Pertence ao Código do Trabalho (Lei n.º 7/2009, de 12 de Fevereiro)
Este artigo estabelece o processo legal para criar um sindicato ou associação de empregadores em Portugal. Começa com uma assembleia onde se aprovam os estatutos (regras internas), seguindo-se o registo junto ao ministério do trabalho. A associação só ganha existência legal após esse registo. O artigo define os documentos necessários, o procedimento de verificação pela administração e um sistema de controlo: o Ministério Público tem 15 dias para contestar se a constituição ou estatutos violarem leis imperativas, podendo pedir a extinção da associação ou a anulação de normas estatutárias. A associação pode começar a funcionar depois de publicar os estatutos no Boletim do Trabalho e Emprego ou 30 dias após o registo. Se houver disposições nos estatutos contrárias à lei, a associação tem 180 dias para as corrigir, caso contrário enfrenta processo judicial.
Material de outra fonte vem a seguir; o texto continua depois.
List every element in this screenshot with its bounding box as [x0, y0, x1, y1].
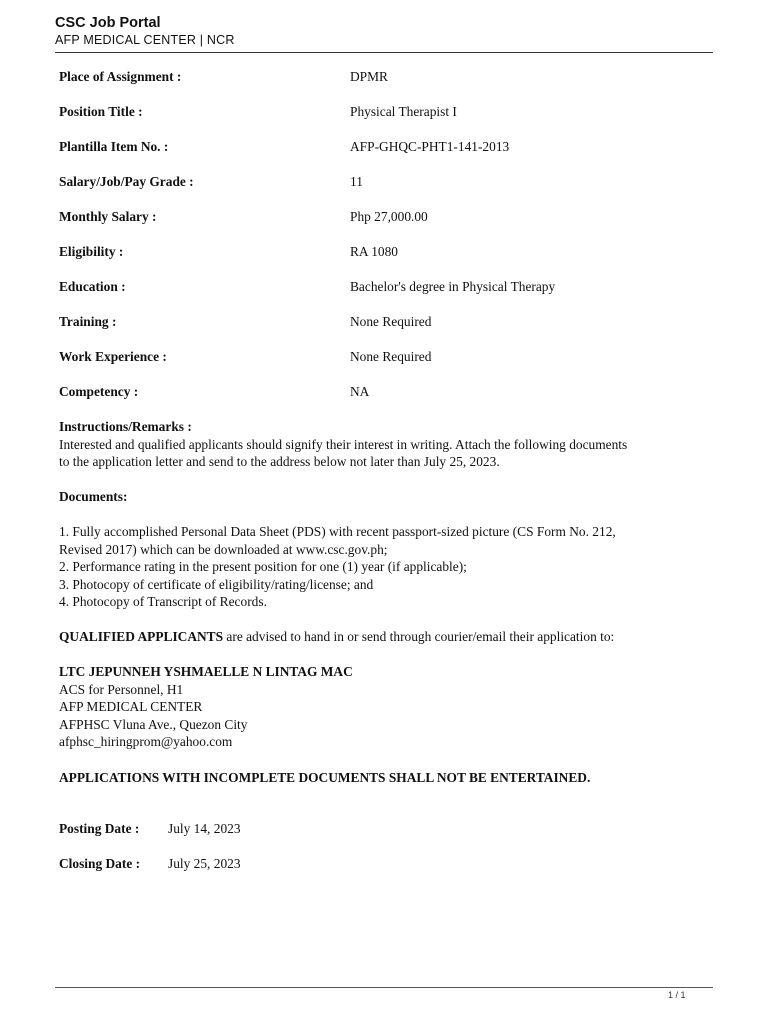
field-label: Salary/Job/Pay Grade :	[59, 174, 194, 189]
field-value: NA	[350, 384, 370, 399]
posting-date-value: July 14, 2023	[168, 821, 241, 836]
qualified-applicants-note	[59, 628, 709, 646]
page-number: 1 / 1	[668, 990, 686, 1000]
field-work-experience	[59, 349, 709, 367]
portal-subtitle: AFP MEDICAL CENTER | NCR	[55, 33, 235, 47]
list-item: 2. Performance rating in the present position for one (1) year (if applicable);	[59, 559, 467, 574]
field-training	[59, 314, 709, 332]
field-value: Php 27,000.00	[350, 209, 428, 224]
documents-heading: Documents:	[59, 489, 128, 504]
field-label: Education :	[59, 279, 126, 294]
header-divider	[55, 52, 713, 53]
field-value: RA 1080	[350, 244, 398, 259]
field-value: Bachelor's degree in Physical Therapy	[350, 279, 556, 294]
field-label: Monthly Salary :	[59, 209, 157, 224]
field-value: AFP-GHQC-PHT1-141-2013	[350, 139, 510, 154]
field-label: Training :	[59, 314, 117, 329]
posting-date	[59, 821, 459, 839]
field-label: Place of Assignment :	[59, 69, 182, 84]
instructions-line: Interested and qualified applicants should signify their interest in writing. Attach the following documents	[59, 436, 628, 452]
portal-header	[55, 14, 713, 48]
field-position-title	[59, 104, 709, 122]
field-monthly-salary	[59, 209, 709, 227]
field-place-of-assignment	[59, 69, 709, 87]
field-label: Plantilla Item No. :	[59, 139, 169, 154]
field-value: None Required	[350, 314, 432, 329]
field-plantilla-item	[59, 139, 709, 157]
field-label: Position Title :	[59, 104, 143, 119]
closing-date-value: July 25, 2023	[168, 856, 241, 871]
warning-notice: APPLICATIONS WITH INCOMPLETE DOCUMENTS SHALL NOT BE ENTERTAINED.	[59, 770, 591, 785]
portal-title: CSC Job Portal	[55, 15, 161, 31]
field-value: Physical Therapist I	[350, 104, 457, 119]
address-block	[59, 663, 709, 751]
list-item: 4. Photocopy of Transcript of Records.	[59, 594, 267, 609]
qualified-bold: QUALIFIED APPLICANTS	[59, 629, 224, 644]
field-value: DPMR	[350, 69, 388, 84]
address-line: AFPHSC Vluna Ave., Quezon City	[59, 716, 248, 732]
field-education	[59, 279, 709, 297]
field-label: Eligibility :	[59, 244, 124, 259]
footer-divider	[55, 987, 713, 988]
address-line: AFP MEDICAL CENTER	[59, 699, 203, 714]
address-line: ACS for Personnel, H1	[59, 681, 184, 697]
field-value: 11	[350, 174, 363, 189]
instructions-section	[59, 418, 709, 471]
field-competency	[59, 384, 709, 402]
address-email: afphsc_hiringprom@yahoo.com	[59, 734, 233, 749]
instructions-heading: Instructions/Remarks :	[59, 419, 192, 434]
list-item: 1. Fully accomplished Personal Data Sheet (PDS) with recent passport-sized picture (CS Form No. 212,	[59, 524, 616, 539]
address-name: LTC JEPUNNEH YSHMAELLE N LINTAG MAC	[59, 664, 353, 679]
field-label: Competency :	[59, 384, 139, 399]
qualified-rest: are advised to hand in or send through courier/email their application to:	[223, 629, 615, 644]
posting-date-label: Posting Date :	[59, 821, 140, 836]
field-salary-grade	[59, 174, 709, 192]
closing-date-label: Closing Date :	[59, 856, 141, 871]
instructions-line: to the application letter and send to the address below not later than July 25, 2023.	[59, 454, 500, 469]
field-value: None Required	[350, 349, 432, 364]
field-eligibility	[59, 244, 709, 262]
field-label: Work Experience :	[59, 349, 167, 364]
closing-date	[59, 856, 459, 874]
list-item: Revised 2017) which can be downloaded at www.csc.gov.ph;	[59, 541, 388, 557]
documents-list	[59, 523, 709, 611]
list-item: 3. Photocopy of certificate of eligibility/rating/license; and	[59, 576, 374, 592]
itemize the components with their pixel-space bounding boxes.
Um grupo de enfermeiros reúne-se, aprova estatutos que definem objectivos, direitos de associados e órgãos de gestão. O presidente da assembleia submete ao ministério do trabalho os estatutos, a ata e a lista de presenças. Após registo e publicação no Boletim, o sindicato pode negociar com hospitais e empregadores.
Uma associação de empregadores propõe estatutos que violam direitos laborais garantidos por lei. O ministério notifica-a para corrigir em 180 dias. Se não corrigir, o Ministério Público pede ao tribunal a anulação dessas normas ou a extinção da associação.
O ministério tem dúvidas sobre a veracidade de uma cópia simples da ata apresentada. Pode exigir o original ou cópia autenticada, fixando prazo mínimo de 5 dias úteis para a associação fornecer esses documentos.